What is Ramsay’s fillet of beef with mushroom gratin?
It’s his F Word version, where the fillet gets a crust instead of a sauce. He cooks shallots and garlic in olive oil, adds chestnut, shiitake, and oyster mushrooms, then binds the lot off the heat with cream, an egg yolk, and chives. The mix gets spooned thickly over a seared fillet, topped with Parmesan, and baked for 7 minutes.
His mushroom logic is worth stealing for any dish: chestnuts for their light woody texture, shiitake for their rich depth, oysters for delicacy. He also slices only the thin tips of the chives, because as he puts it, the flavour lives at the ends, not the thick base.
How does Ramsay make his fillet steak sandwich?
For what he calls his ultimate steak sandwich, he uses this same cut, seared and butter-basted with garlic and thyme, finished in the oven the same way as the main recipe, then rested for as long as it cooked.
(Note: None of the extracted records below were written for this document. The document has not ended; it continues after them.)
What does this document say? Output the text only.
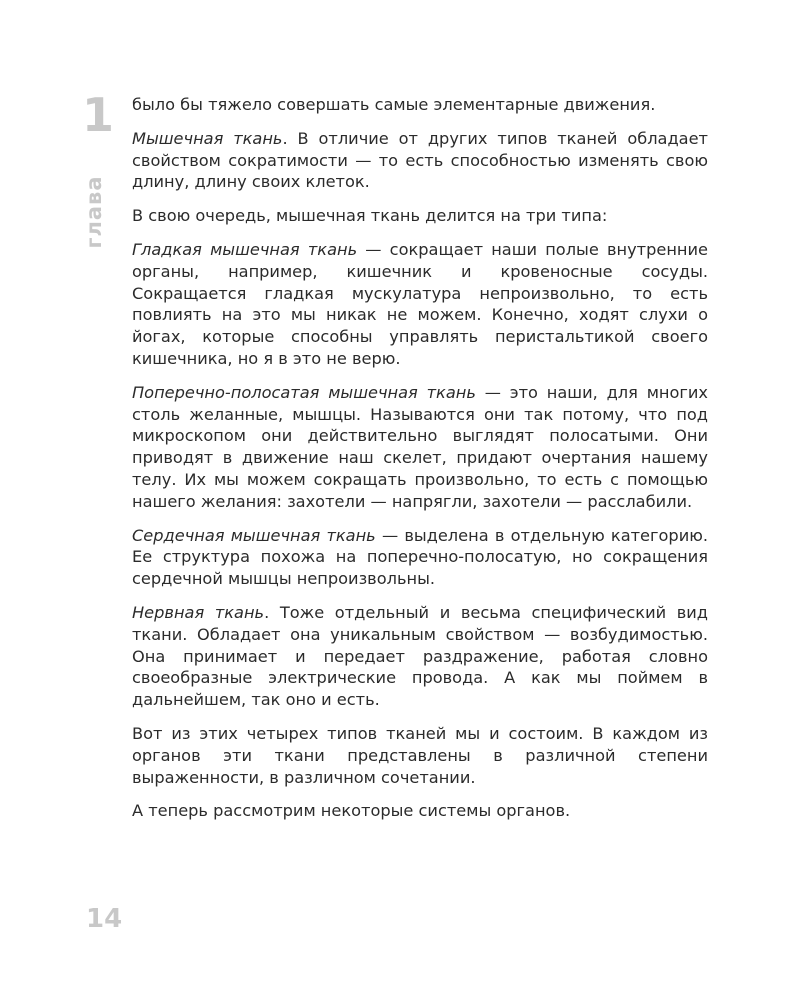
1
глава

было бы тяжело совершать самые элементарные движения.

Мышечная ткань. В отличие от других типов тканей обладает свойством сократимости — то есть способностью изменять свою длину, длину своих клеток.

В свою очередь, мышечная ткань делится на три типа:

Гладкая мышечная ткань — сокращает наши полые внутренние органы, например, кишечник и кровеносные сосуды. Сокращается гладкая мускулатура непроизвольно, то есть повлиять на это мы никак не можем. Конечно, ходят слухи о йогах, которые способны управлять перистальтикой своего кишечника, но я в это не верю.

Поперечно-полосатая мышечная ткань — это наши, для многих столь желанные, мышцы. Называются они так потому, что под микроскопом они действительно выглядят полосатыми. Они приводят в движение наш скелет, придают очертания нашему телу. Их мы можем сокращать произвольно, то есть с помощью нашего желания: захотели — напрягли, захотели — расслабили.

Сердечная мышечная ткань — выделена в отдельную категорию. Ее структура похожа на поперечно-полосатую, но сокращения сердечной мышцы непроизвольны.

Нервная ткань. Тоже отдельный и весьма специфический вид ткани. Обладает она уникальным свойством — возбудимостью. Она принимает и передает раздражение, работая словно своеобразные электрические провода. А как мы поймем в дальнейшем, так оно и есть.

Вот из этих четырех типов тканей мы и состоим. В каждом из органов эти ткани представлены в различной степени выраженности, в различном сочетании.

А теперь рассмотрим некоторые системы органов.

14
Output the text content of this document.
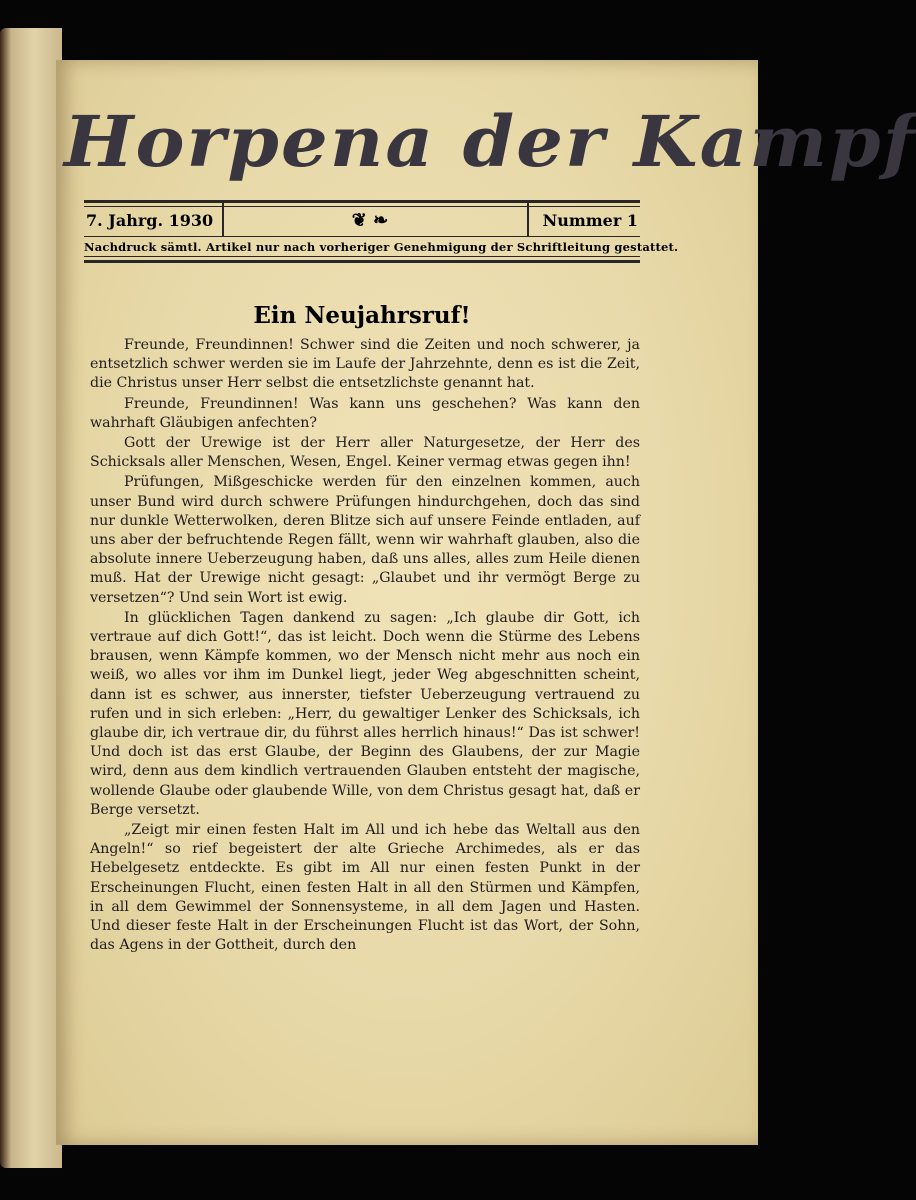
Horpena der Kampf
7. Jahrg. 1930	❦ ❧	Nummer 1
Nachdruck sämtl. Artikel nur nach vorheriger Genehmigung der Schriftleitung gestattet.
Ein Neujahrsruf!

Freunde, Freundinnen! Schwer sind die Zeiten und noch schwerer, ja entsetzlich schwer werden sie im Laufe der Jahrzehnte, denn es ist die Zeit, die Christus unser Herr selbst die entsetzlichste genannt hat.

Freunde, Freundinnen! Was kann uns geschehen? Was kann den wahrhaft Gläubigen anfechten?

Gott der Urewige ist der Herr aller Naturgesetze, der Herr des Schicksals aller Menschen, Wesen, Engel. Keiner vermag etwas gegen ihn!

Prüfungen, Mißgeschicke werden für den einzelnen kommen, auch unser Bund wird durch schwere Prüfungen hindurchgehen, doch das sind nur dunkle Wetterwolken, deren Blitze sich auf unsere Feinde entladen, auf uns aber der befruchtende Regen fällt, wenn wir wahrhaft glauben, also die absolute innere Ueberzeugung haben, daß uns alles, alles zum Heile dienen muß. Hat der Urewige nicht gesagt: „Glaubet und ihr vermögt Berge zu versetzen“? Und sein Wort ist ewig.

In glücklichen Tagen dankend zu sagen: „Ich glaube dir Gott, ich vertraue auf dich Gott!“, das ist leicht. Doch wenn die Stürme des Lebens brausen, wenn Kämpfe kommen, wo der Mensch nicht mehr aus noch ein weiß, wo alles vor ihm im Dunkel liegt, jeder Weg abgeschnitten scheint, dann ist es schwer, aus innerster, tiefster Ueberzeugung vertrauend zu rufen und in sich erleben: „Herr, du gewaltiger Lenker des Schicksals, ich glaube dir, ich vertraue dir, du führst alles herrlich hinaus!“ Das ist schwer! Und doch ist das erst Glaube, der Beginn des Glaubens, der zur Magie wird, denn aus dem kindlich vertrauenden Glauben entsteht der magische, wollende Glaube oder glaubende Wille, von dem Christus gesagt hat, daß er Berge versetzt.

„Zeigt mir einen festen Halt im All und ich hebe das Weltall aus den Angeln!“ so rief begeistert der alte Grieche Archimedes, als er das Hebelgesetz entdeckte. Es gibt im All nur einen festen Punkt in der Erscheinungen Flucht, einen festen Halt in all den Stürmen und Kämpfen, in all dem Gewimmel der Sonnensysteme, in all dem Jagen und Hasten. Und dieser feste Halt in der Erscheinungen Flucht ist das Wort, der Sohn, das Agens in der Gottheit, durch den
The fillet gets sliced and layered into toasted ciabatta with a mustard mayonnaise, lettuce, and a quick relish of red onion, chilli, cherry tomatoes, basil, and sherry vinegar.
Resting for the full cooking time is the sandwich-specific trick, since juices that would make bread soggy settle back into the meat instead. It’s also the best use for any leftover fillet from this recipe the next day, served cold and sliced thin.
What do you serve with beef fillet and salsa verde?
The book pairs it with baked new potatoes with truffle and Parmesan, the recipe printed right after it: 1kg baby new potatoes roasted at 180°C for 30 to 35 minutes, tossed with 30g grated Parmesan and black truffle shavings. Ramsay’s logic is that if you’ve already bought the most expensive cut, you might as well go all the way.
The salsa verde does double duty while the meat rests, and in the video he points out why the timing matters: “As the beef cools down, that salsa verde marinades.” If your table prefers a creamy sauce over a sharp one, his peppercorn sauce recipe is made in the same pan in 10 minutes.
What else can you make with a whole fillet?
This cut is the foundation of half his repertoire. The same searing-and-resting logic, plus mushrooms and pastry, becomes his beef wellington recipe, which is the showpiece route for the same money. Going the opposite direction, the fillet served completely raw and hand-diced is his beef tartare recipe, where the tenderness you paid for does all the work uncooked.
In the F Word fillet special he also pan-roasts it with chicken stock spooned over instead of butter, finished with a lemon, parsley, and caper gremolata, with one rule carrying the dish: “The secret is to keep them nice and moist.” Three preparations, one cut, and the butcher’s bill suddenly looks more reasonable.